Ha sido, de nuevo, por el interés de la armería mallorquina Fiol para ofrecer nuevos e interesantes productos en nuestro mercado, y también de nuevo gracias a su amable propietario, que hemos dispuesto de esta especialísima arma en primicia para ofrecérsela a los lectores de nuestra revista. La creación del BD-38 se debe a la empresa alemana Sport Systeme Dittrich, cuyo máximo responsable (Bernd Dittrich), decidió poner a disposición de los aficionados y coleccionistas un arma que reuniera todas las características “históricas” que habían hecho casi mítico al patrón original en que se basa, sin duda una de las armas más emblemáticas de la Historia, pero adaptándola en ciertos aspectos para que pudiera ser adquirida y hasta utilizada con los correspondientes trámites legales.
En Alemania, donde la denominación completa de este modelo es “rifle semiautomático BD-38″, ese factor se ha limitado a introducir los adecuados y sencillos cambios en el mecanismo para que el arma funcione sólo en modo semiautomático, en lugar de sólo en automático como lo hace el original MP-38, mientras que en el caso de la “versión española”, y para adaptarse a lo requerido por nuestro vigente Reglamento de Armas, el cañón se ha alargado hasta 300 mm de longitud, en lugar de los 248 de la alemana y del original. Otro detalle que diferencia a la versión que llega hasta nosotros es que se ha bloqueado la posibilidad de abatir el culatín, incluso de plegar la cantonera, lo que en este caso llega a resultar incluso más práctico.

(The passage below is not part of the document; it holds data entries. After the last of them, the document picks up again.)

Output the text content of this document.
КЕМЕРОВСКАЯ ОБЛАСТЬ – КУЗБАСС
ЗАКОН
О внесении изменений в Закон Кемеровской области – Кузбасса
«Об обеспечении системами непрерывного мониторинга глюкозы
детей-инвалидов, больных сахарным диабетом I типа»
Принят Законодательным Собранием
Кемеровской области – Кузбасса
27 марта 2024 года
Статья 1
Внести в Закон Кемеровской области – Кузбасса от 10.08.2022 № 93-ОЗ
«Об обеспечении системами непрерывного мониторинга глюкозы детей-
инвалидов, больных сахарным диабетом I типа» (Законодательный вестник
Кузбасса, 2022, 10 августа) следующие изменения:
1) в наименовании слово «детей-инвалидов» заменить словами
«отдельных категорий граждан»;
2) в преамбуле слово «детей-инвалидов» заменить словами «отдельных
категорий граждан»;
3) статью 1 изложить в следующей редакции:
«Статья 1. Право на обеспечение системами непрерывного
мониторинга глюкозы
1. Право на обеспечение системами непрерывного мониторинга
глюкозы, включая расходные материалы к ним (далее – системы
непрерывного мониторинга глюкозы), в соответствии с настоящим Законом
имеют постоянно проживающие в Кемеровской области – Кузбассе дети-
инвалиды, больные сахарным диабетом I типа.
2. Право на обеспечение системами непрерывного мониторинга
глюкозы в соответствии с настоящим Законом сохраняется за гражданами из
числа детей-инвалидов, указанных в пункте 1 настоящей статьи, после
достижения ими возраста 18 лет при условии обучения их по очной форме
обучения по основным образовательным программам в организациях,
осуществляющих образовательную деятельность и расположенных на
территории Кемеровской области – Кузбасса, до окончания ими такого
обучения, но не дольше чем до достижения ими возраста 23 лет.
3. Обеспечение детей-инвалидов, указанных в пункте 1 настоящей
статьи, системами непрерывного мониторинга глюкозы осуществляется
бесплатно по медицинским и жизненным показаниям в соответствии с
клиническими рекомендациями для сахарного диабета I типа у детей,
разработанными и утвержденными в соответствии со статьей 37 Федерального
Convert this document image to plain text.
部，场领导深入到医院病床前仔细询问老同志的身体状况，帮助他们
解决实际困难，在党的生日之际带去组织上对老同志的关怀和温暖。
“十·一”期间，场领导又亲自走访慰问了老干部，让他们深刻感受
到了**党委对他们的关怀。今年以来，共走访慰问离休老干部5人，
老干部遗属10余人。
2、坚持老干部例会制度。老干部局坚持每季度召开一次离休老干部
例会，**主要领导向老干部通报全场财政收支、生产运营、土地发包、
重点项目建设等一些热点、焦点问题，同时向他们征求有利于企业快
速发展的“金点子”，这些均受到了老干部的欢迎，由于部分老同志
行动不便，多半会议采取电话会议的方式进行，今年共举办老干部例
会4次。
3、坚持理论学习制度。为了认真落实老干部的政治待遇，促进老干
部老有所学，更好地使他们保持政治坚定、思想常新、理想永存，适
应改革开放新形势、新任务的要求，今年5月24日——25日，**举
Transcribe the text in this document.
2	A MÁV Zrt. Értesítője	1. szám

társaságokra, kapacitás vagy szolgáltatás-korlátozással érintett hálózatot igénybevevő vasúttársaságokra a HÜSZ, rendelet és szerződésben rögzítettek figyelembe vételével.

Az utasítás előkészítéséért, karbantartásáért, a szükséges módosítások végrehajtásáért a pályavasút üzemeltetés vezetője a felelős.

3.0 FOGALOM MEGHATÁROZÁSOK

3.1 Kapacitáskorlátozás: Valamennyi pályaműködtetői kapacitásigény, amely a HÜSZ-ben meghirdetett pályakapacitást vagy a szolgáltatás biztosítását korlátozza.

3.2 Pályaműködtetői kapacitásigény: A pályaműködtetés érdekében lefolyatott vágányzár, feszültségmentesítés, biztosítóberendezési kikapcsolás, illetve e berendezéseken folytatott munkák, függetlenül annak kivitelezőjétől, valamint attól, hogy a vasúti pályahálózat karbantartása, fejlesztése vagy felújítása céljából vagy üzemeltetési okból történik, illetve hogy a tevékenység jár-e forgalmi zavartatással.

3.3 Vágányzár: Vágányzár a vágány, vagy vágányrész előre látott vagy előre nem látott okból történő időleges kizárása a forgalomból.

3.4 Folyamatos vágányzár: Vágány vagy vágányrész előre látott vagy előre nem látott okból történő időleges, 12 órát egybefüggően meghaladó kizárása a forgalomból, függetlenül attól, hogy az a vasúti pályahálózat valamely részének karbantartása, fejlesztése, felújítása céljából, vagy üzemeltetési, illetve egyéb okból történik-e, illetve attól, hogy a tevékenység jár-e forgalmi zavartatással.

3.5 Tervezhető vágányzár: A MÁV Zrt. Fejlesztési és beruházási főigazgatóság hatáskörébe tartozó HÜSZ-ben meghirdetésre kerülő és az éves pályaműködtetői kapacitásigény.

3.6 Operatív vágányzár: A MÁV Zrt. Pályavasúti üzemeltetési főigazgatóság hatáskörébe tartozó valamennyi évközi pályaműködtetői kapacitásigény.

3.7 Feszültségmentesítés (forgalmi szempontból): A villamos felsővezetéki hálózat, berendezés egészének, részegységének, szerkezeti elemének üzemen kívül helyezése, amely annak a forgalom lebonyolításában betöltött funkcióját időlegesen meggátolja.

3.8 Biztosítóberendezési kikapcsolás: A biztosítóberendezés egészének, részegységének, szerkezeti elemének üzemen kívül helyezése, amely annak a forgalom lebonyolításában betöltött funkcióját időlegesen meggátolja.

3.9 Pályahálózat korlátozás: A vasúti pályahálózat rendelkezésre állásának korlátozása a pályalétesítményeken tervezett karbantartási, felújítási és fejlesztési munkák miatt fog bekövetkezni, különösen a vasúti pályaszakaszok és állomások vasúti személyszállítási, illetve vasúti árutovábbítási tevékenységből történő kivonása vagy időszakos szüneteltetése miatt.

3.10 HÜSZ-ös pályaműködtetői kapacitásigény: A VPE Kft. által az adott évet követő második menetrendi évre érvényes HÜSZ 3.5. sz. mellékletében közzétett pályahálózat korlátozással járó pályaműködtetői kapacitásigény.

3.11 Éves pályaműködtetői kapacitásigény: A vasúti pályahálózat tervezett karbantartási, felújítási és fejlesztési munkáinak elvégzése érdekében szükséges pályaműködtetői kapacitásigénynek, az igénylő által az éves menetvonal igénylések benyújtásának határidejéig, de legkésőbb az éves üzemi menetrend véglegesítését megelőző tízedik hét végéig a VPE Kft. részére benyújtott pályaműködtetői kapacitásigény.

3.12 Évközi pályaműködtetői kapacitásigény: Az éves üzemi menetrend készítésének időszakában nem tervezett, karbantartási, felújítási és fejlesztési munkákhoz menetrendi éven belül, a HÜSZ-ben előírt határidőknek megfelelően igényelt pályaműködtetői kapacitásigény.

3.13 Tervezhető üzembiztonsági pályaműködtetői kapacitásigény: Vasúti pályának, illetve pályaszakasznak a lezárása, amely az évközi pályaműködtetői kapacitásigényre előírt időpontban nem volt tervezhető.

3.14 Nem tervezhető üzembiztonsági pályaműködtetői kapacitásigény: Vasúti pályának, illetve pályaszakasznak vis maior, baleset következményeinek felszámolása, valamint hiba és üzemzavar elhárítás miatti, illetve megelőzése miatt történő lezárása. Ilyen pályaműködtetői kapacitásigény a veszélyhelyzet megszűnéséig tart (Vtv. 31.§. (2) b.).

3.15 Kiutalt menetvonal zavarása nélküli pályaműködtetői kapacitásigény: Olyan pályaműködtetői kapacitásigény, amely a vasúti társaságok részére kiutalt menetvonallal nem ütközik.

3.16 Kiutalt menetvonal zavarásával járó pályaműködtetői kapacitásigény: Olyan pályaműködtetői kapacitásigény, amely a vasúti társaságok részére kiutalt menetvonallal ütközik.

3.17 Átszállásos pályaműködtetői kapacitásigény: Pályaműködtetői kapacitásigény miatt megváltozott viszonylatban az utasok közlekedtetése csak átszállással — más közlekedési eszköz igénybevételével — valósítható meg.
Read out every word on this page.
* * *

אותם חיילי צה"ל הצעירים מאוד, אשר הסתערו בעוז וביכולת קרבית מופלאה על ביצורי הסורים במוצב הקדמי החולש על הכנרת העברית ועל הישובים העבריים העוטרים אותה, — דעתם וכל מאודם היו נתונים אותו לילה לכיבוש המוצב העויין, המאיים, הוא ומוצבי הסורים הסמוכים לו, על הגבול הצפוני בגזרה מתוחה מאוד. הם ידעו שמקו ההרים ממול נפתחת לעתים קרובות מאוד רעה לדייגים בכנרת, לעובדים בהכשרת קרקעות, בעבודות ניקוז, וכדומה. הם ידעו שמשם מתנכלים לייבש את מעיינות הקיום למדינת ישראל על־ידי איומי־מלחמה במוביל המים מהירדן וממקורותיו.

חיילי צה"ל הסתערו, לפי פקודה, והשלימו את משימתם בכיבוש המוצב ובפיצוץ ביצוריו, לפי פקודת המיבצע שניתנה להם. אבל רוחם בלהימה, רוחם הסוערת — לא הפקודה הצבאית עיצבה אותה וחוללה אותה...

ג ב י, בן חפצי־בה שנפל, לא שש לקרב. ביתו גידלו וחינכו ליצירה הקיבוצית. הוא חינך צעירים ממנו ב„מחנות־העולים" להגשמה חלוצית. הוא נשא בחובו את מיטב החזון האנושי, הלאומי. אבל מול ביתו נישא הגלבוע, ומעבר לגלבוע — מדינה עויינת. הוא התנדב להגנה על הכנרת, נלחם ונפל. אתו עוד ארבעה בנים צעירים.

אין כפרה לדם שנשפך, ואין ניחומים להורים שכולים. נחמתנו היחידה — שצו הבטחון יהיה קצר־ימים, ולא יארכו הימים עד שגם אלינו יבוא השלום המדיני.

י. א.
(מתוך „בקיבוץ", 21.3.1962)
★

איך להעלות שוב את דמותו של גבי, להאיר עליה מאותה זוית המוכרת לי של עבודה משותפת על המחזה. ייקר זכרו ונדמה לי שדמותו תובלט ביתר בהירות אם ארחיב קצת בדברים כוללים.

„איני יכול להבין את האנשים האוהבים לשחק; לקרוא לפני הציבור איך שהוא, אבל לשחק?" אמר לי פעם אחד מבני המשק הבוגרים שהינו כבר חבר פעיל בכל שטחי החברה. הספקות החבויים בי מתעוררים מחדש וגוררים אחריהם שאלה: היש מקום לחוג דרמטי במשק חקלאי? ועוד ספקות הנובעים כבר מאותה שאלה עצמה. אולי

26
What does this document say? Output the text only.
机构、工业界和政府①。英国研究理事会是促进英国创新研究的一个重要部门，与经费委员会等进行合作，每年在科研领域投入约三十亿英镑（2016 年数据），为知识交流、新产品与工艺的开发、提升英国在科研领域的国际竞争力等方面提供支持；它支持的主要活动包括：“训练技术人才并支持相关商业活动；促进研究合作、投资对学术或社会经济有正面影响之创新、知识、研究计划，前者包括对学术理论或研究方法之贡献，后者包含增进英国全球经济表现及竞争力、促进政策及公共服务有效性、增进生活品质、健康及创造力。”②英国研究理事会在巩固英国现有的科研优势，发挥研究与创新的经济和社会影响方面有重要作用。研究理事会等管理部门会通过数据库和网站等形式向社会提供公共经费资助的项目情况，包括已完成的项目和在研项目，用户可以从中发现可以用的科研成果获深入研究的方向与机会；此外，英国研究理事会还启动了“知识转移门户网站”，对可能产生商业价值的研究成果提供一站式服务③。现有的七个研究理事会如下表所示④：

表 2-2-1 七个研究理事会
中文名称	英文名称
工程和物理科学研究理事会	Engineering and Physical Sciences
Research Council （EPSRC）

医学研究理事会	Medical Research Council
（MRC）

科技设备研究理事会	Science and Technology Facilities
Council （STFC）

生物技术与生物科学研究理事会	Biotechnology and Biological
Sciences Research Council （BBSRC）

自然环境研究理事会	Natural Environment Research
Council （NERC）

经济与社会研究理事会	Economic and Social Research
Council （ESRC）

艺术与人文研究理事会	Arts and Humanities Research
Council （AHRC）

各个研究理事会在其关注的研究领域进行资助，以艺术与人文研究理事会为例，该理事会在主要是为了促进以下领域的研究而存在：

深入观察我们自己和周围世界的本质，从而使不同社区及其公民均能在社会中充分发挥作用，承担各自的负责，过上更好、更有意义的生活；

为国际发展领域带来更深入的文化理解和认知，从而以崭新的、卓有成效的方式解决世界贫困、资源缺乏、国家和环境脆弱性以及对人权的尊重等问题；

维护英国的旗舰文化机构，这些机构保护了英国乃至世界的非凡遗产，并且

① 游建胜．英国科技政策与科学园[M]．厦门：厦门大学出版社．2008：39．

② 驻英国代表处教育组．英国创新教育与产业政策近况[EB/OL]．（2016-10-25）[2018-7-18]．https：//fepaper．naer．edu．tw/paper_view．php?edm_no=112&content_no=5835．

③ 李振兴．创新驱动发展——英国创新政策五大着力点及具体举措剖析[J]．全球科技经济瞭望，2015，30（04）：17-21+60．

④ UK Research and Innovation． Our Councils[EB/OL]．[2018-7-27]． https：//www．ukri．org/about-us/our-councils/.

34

No obstante, sí hay otro cambio en los BD respecto al modelo original, un sutil detalle que, oculto pero muy importante, impide que pueda montarse el armazón superior, unido al cañón, de la réplica en los cajones de mecanismos de las antiguas armas militares. Con un criterio que debemos entender como lógico y correcto, el fabricante ha modificado las dimensiones de los tetones que engarzan en los correspondientes nichos que han de afianzar esos dos elementos principales mencionados, haciendo imposible ensamblarlos.
Trabajo de expertos
A lo largo de los años hemos publicado ya varios artículos dedicados a los subfusiles alemanes de la II G.M., por lo que no es ahora momento de volver a comentar los orígenes y la evolución de este arma. Baste decir que el MP-38, evolución desde el casi inédito MP-36, fue el modelo que la empresa Erma ofreció al Gobierno Alemán tras el encargo de diseñar un nuevo arma de concepción más moderna y funcional para las tropas paracaidistas y las tripulaciones de vehículos. Entró en servicio en 1939, participando en las primeras acciones de la Guerra, planteándose casi de inmediato su modificación para lograr una manufactura más rápida, eliminando la mayoría de las operaciones de mecanizado que fueron sustituidas por componentes obtenidos por estampación. Nacía así el MP-40, del que se fabricaron más de un millón de ejemplares y cuyo uso se hizo mucho más extensivo del originalmente previsto.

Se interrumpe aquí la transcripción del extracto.